The point is that the “independence” of the Justice Department is a blind spot in the US government. We might normally permit the Justice Department to operate independently, but that’s only as long as the Executive permits it; Trump is far from the first President to push the boundaries. In fact, the Inspector General position was established by Congress largely in response to the Nixon Watergate scandal; given that the IG reports to Congress, it’s seen as part of Congress’ Constitutional authority to exercise oversight over the Executive branch.

But Congress’ oversight doesn’t necessarily amount to much. The President, as far as we know, can’t be charged with crimes while in office; Congress’ sole “check” on Presidential abuse is impeachment. But impeachment isn’t a legal process: it’s a political one, and it is (probably justifiably) rarely used and (so far) never successful.

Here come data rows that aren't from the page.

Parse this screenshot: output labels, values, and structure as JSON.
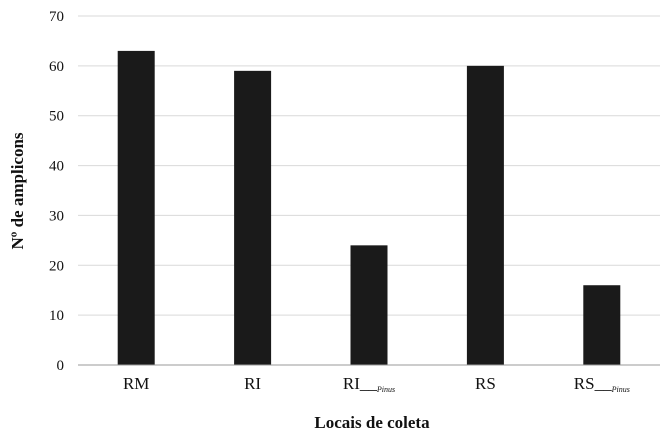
{
  "chart_data": {
    "type": "bar",
    "categories": [
      "RM",
      "RI",
      "RI__Pinus",
      "RS",
      "RS__Pinus"
    ],
    "category_labels": [
      {
        "main": "RM",
        "sub": ""
      },
      {
        "main": "RI",
        "sub": ""
      },
      {
        "main": "RI_",
        "sub": "Pinus"
      },
      {
        "main": "RS",
        "sub": ""
      },
      {
        "main": "RS_",
        "sub": "Pinus"
      }
    ],
    "values": [
      63,
      59,
      24,
      60,
      16
    ],
    "title": "",
    "xlabel": "Locais de coleta",
    "ylabel": "Nº de amplicons",
    "ylim": [
      0,
      70
    ],
    "yticks": [
      0,
      10,
      20,
      30,
      40,
      50,
      60,
      70
    ],
    "grid": true,
    "legend": "none",
    "bar_color": "#1a1a1a",
    "grid_color": "#d9d9d9"
  }
}
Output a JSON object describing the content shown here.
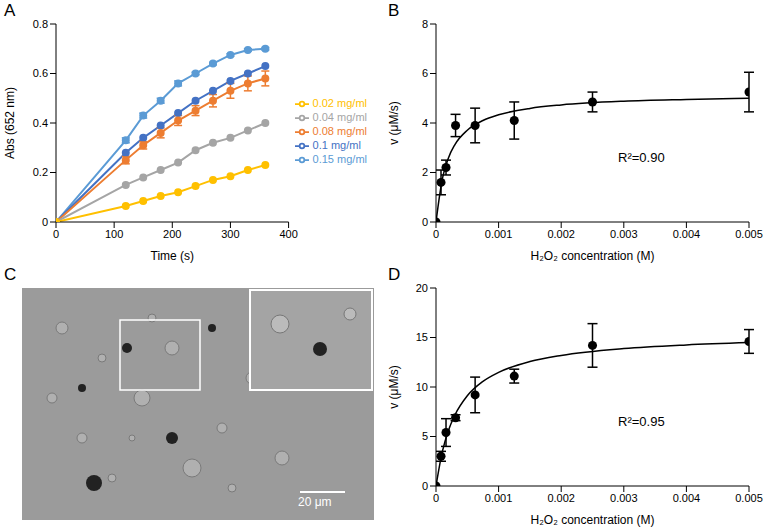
{
  "chart_data": [
    {
      "panel": "A",
      "type": "line",
      "x_label": "Time (s)",
      "y_label": "Abs (652 nm)",
      "x": [
        0,
        120,
        150,
        180,
        210,
        240,
        270,
        300,
        330,
        360
      ],
      "series": [
        {
          "name": "0.15 mg/ml",
          "color": "#5b9bd5",
          "marker": "circle",
          "values": [
            0,
            0.33,
            0.43,
            0.49,
            0.56,
            0.6,
            0.64,
            0.675,
            0.695,
            0.7
          ],
          "errors": [
            0,
            0.01,
            0.01,
            0.01,
            0.01,
            0.005,
            0.005,
            0.005,
            0.005,
            0.005
          ]
        },
        {
          "name": "0.1 mg/ml",
          "color": "#4472c4",
          "marker": "circle",
          "values": [
            0,
            0.28,
            0.34,
            0.39,
            0.44,
            0.49,
            0.53,
            0.57,
            0.6,
            0.63
          ]
        },
        {
          "name": "0.08 mg/ml",
          "color": "#ed7d31",
          "marker": "circle",
          "values": [
            0,
            0.25,
            0.31,
            0.36,
            0.41,
            0.45,
            0.49,
            0.53,
            0.56,
            0.58
          ],
          "errors": [
            0,
            0.015,
            0.015,
            0.02,
            0.02,
            0.02,
            0.025,
            0.03,
            0.03,
            0.03
          ]
        },
        {
          "name": "0.04 mg/ml",
          "color": "#a5a5a5",
          "marker": "circle",
          "values": [
            0,
            0.15,
            0.18,
            0.21,
            0.24,
            0.29,
            0.32,
            0.34,
            0.37,
            0.4
          ]
        },
        {
          "name": "0.02 mg/ml",
          "color": "#ffc000",
          "marker": "circle",
          "values": [
            0,
            0.065,
            0.085,
            0.105,
            0.12,
            0.145,
            0.17,
            0.185,
            0.21,
            0.23
          ]
        }
      ],
      "xlim": [
        0,
        400
      ],
      "xticks": [
        0,
        100,
        200,
        300,
        400
      ],
      "ylim": [
        0,
        0.8
      ],
      "yticks": [
        0,
        0.2,
        0.4,
        0.6,
        0.8
      ],
      "legend": "right",
      "grid": false
    },
    {
      "panel": "B",
      "type": "scatter",
      "x_label": "H₂O₂ concentration (M)",
      "y_label": "v (μM/s)",
      "annotation": "R²=0.90",
      "x": [
        0,
        8e-05,
        0.00016,
        0.0003125,
        0.000625,
        0.00125,
        0.0025,
        0.005
      ],
      "values": [
        0,
        1.6,
        2.2,
        3.9,
        3.9,
        4.1,
        4.85,
        5.25
      ],
      "errors": [
        0,
        0.5,
        0.3,
        0.45,
        0.7,
        0.75,
        0.4,
        0.8
      ],
      "color": "#000000",
      "fit": {
        "x": [
          0,
          0.0001,
          0.0002,
          0.0003,
          0.0005,
          0.00075,
          0.001,
          0.0015,
          0.002,
          0.003,
          0.004,
          0.005
        ],
        "values": [
          0,
          1.73,
          2.6,
          3.12,
          3.71,
          4.1,
          4.33,
          4.59,
          4.73,
          4.88,
          4.95,
          5.0
        ]
      },
      "xlim": [
        0,
        0.005
      ],
      "xticks": [
        0,
        0.001,
        0.002,
        0.003,
        0.004,
        0.005
      ],
      "ylim": [
        0,
        8
      ],
      "yticks": [
        0,
        2,
        4,
        6,
        8
      ],
      "grid": false
    },
    {
      "panel": "C",
      "type": "image",
      "scale_bar": "20 μm"
    },
    {
      "panel": "D",
      "type": "scatter",
      "x_label": "H₂O₂ concentration (M)",
      "y_label": "v (μM/s)",
      "annotation": "R²=0.95",
      "x": [
        0,
        8e-05,
        0.00016,
        0.0003125,
        0.000625,
        0.00125,
        0.0025,
        0.005
      ],
      "values": [
        0,
        3.0,
        5.4,
        6.9,
        9.2,
        11.1,
        14.2,
        14.6
      ],
      "errors": [
        0,
        0.5,
        1.4,
        0.3,
        1.8,
        0.7,
        2.2,
        1.2
      ],
      "color": "#000000",
      "fit": {
        "x": [
          0,
          0.0001,
          0.0002,
          0.0003,
          0.0005,
          0.00075,
          0.001,
          0.0015,
          0.002,
          0.003,
          0.004,
          0.005
        ],
        "values": [
          0,
          3.44,
          5.64,
          7.15,
          9.12,
          10.57,
          11.48,
          12.57,
          13.19,
          13.88,
          14.25,
          14.49
        ]
      },
      "xlim": [
        0,
        0.005
      ],
      "xticks": [
        0,
        0.001,
        0.002,
        0.003,
        0.004,
        0.005
      ],
      "ylim": [
        0,
        20
      ],
      "yticks": [
        0,
        5,
        10,
        15,
        20
      ],
      "grid": false
    }
  ]
}
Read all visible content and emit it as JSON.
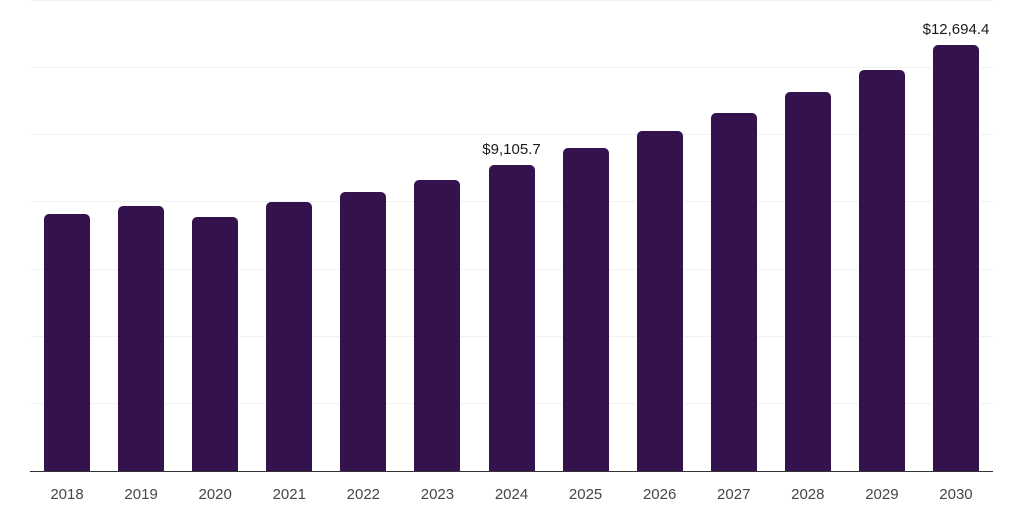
{
  "chart_data": {
    "type": "bar",
    "title": "",
    "xlabel": "",
    "ylabel": "",
    "categories": [
      "2018",
      "2019",
      "2020",
      "2021",
      "2022",
      "2023",
      "2024",
      "2025",
      "2026",
      "2027",
      "2028",
      "2029",
      "2030"
    ],
    "values": [
      7655,
      7895,
      7575,
      8020,
      8320,
      8670,
      9105.7,
      9610,
      10120,
      10650,
      11300,
      11960,
      12694.4
    ],
    "data_labels": [
      "",
      "",
      "",
      "",
      "",
      "",
      "$9,105.7",
      "",
      "",
      "",
      "",
      "",
      "$12,694.4"
    ],
    "labeled_points": [
      {
        "category": "2024",
        "label": "$9,105.7",
        "value": 9105.7
      },
      {
        "category": "2030",
        "label": "$12,694.4",
        "value": 12694.4
      }
    ],
    "ylim": [
      0,
      14000
    ],
    "gridline_values": [
      2000,
      4000,
      6000,
      8000,
      10000,
      12000,
      14000
    ],
    "grid": "horizontal-only",
    "legend": "none",
    "value_prefix": "$",
    "colors": {
      "bar": "#34124E",
      "gridline": "#f2f2f2",
      "axis_line": "#333333",
      "tick_label": "#474747",
      "data_label": "#1a1a1a",
      "background": "#ffffff"
    }
  }
}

I personally find it fascinating, as a point of law. We actually have a lot of artifacts in our legal system that exist due to tradition and practice, rather than codified laws, but the “independence” of the Justice Department is unique to me because it’s so highly placed. Looking at things like the IG, the FBI Director’s Congressionally mandated 10 year term, and other things, it feels like we want to put some legal independence around the Justice Department, but we’ve never really been able to do so. True independence could probably only come from a Constitutional amendment, but I think people struggle to create one that would accomplish the goal without creating worse problems.

But I guess the message is this: the UK has never modified its Royal Assent, because it hasn’t been abused. If we in the US feel that we want an independent Justice Department, and if we feel tradition isn’t enough to ensure it, then we should adjust our laws accordingly.